BY ITSELF, in the second package that I received, was Beverly Lowry’s new novel, Daddy’s Girl. I had read Lowry’s first two novels, Come Back, Lolly Ray and Emma Blue, so I knew how well she writes; I’d seen the wonders she works with words, and I was looking forward to Daddy’s Girl. Lowry’s first two novels are set in Mississippi, where she grew up, but Daddy’s Girl is set for the most part in Post Oak inside the Loop in Houston. Sue Shannon Stovall Muffaletta, in her mid-30s, recently widowed, mother of three, team father for the Little League; alias M.S. Sue, country songwriter; alias June Day, a picture in “tight swingy dress and strappy red shoes,” local country singer of songs by M.S. Sue, performer at the Broken Spoke, Grits Casserole or Kikker Kuntry Ballroom – tells the entire story. Sue’s daddy, Jim Stovall -alias Chunk, ex-pro football running back; alias Big, storyteller, poet, super-salesman of Simply Good frozen yogurt -also speaks. Big is larger than life, but, as big as he is, touches and joins the reader’s life. Through entries in her journal, Sue’s mother, Linda, writer of erotic fantasy stories (who lives with a young pretty boy named Joseph), tells part of the story. There are stories inside stories inside stories and uniquely different voices to tell every one of them.

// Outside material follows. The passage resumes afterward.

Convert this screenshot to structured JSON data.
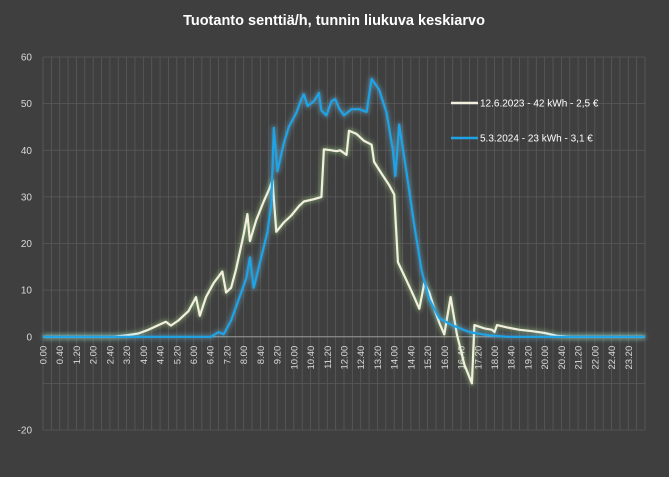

Here too are the clichés and stereotypes, the surface details of the places Lowry uses (7-Elevens, Mother Rancho’s Ho-Maid Salads, Loop 610, Jack-in-the-Box hamburgers, Ero-Fantasy Digest, Brazos Belle gardenias, an optician’s office on I-10 called Eye Ten, Astroworld, Signs of the Zodiac apartment city and Kikker Kuntry Ballroom). Because of the nature of this material, Lowry’s stance is necessarily ambivalent; her compassion is balanced with irony. Lowry reflects this ambivalence through rhetorical devices, including the use of multiple voices, Big’s stories-ALUCARD (Dracula spelled backwards), NEITSNEKNARF and NAMFLOW; M.S. Sue’s song lyrics; the careful use of rhythm and repetition, of italics and space, to weave the hot-beat and dragged-out moments of the country song motif into the fabric of the narrative.

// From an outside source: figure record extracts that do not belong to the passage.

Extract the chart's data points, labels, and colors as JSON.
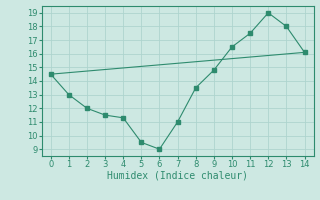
{
  "line1_x": [
    0,
    1,
    2,
    3,
    4,
    5,
    6,
    7,
    8,
    9,
    10,
    11,
    12,
    13,
    14
  ],
  "line1_y": [
    14.5,
    13.0,
    12.0,
    11.5,
    11.3,
    9.5,
    9.0,
    11.0,
    13.5,
    14.8,
    16.5,
    17.5,
    19.0,
    18.0,
    16.1
  ],
  "line2_x": [
    0,
    14
  ],
  "line2_y": [
    14.5,
    16.1
  ],
  "color": "#2e8b6e",
  "bg_color": "#cde8e2",
  "grid_color": "#aed4ce",
  "xlabel": "Humidex (Indice chaleur)",
  "xlim": [
    -0.5,
    14.5
  ],
  "ylim": [
    8.5,
    19.5
  ],
  "yticks": [
    9,
    10,
    11,
    12,
    13,
    14,
    15,
    16,
    17,
    18,
    19
  ],
  "xticks": [
    0,
    1,
    2,
    3,
    4,
    5,
    6,
    7,
    8,
    9,
    10,
    11,
    12,
    13,
    14
  ],
  "xlabel_fontsize": 7,
  "tick_fontsize": 6
}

The book sings, it croons, swings, dips and turns, taps with a high-heeled shoe or slides with a pedal steel across the page. There are refrains, riffs, plays on words, surprises. And a lot of it is just for fun. Daddy’s Girl is funny, laughing-out-loud fun to read. And all these devices throw a rhetorical coloring over the novel that creates the distance within which Lowry’s compassion can be felt, without that compassion deteriorating into sentimentality or melodrama. It is this distance that helps constitute Lowry’s style, and it is her style that shapes familiar raw material (all those surface details, including the clichés) into a created, new world rather than just an imitation of a familiar world. It is important to recognize that the reader moves across this distance Lowry creates in both directions – at times away from the world of her novel and at times right up close. The fact that Daddy’s Girl is funny and playful never detracts from its message. Lowry’s tone allows her to reveal what is funny and what is sad without being condescending or exaggeratedly emotional.

Daddy’s Girl, though much of it takes place in contemporary Houston, is not confined to any particular geographic location. Books that simply imitate and reaffirm the familiar – books written to reflect fashion in much the same way that boots may be designed – will come in and out of vogue. While we may live in Texas, love Texas, set our fictions in Texas and come under the spell Henry James was talking about when he described a place as having “a mystic meaning to give out,” the only place that lasting fiction can inhabit is a place shaped by language.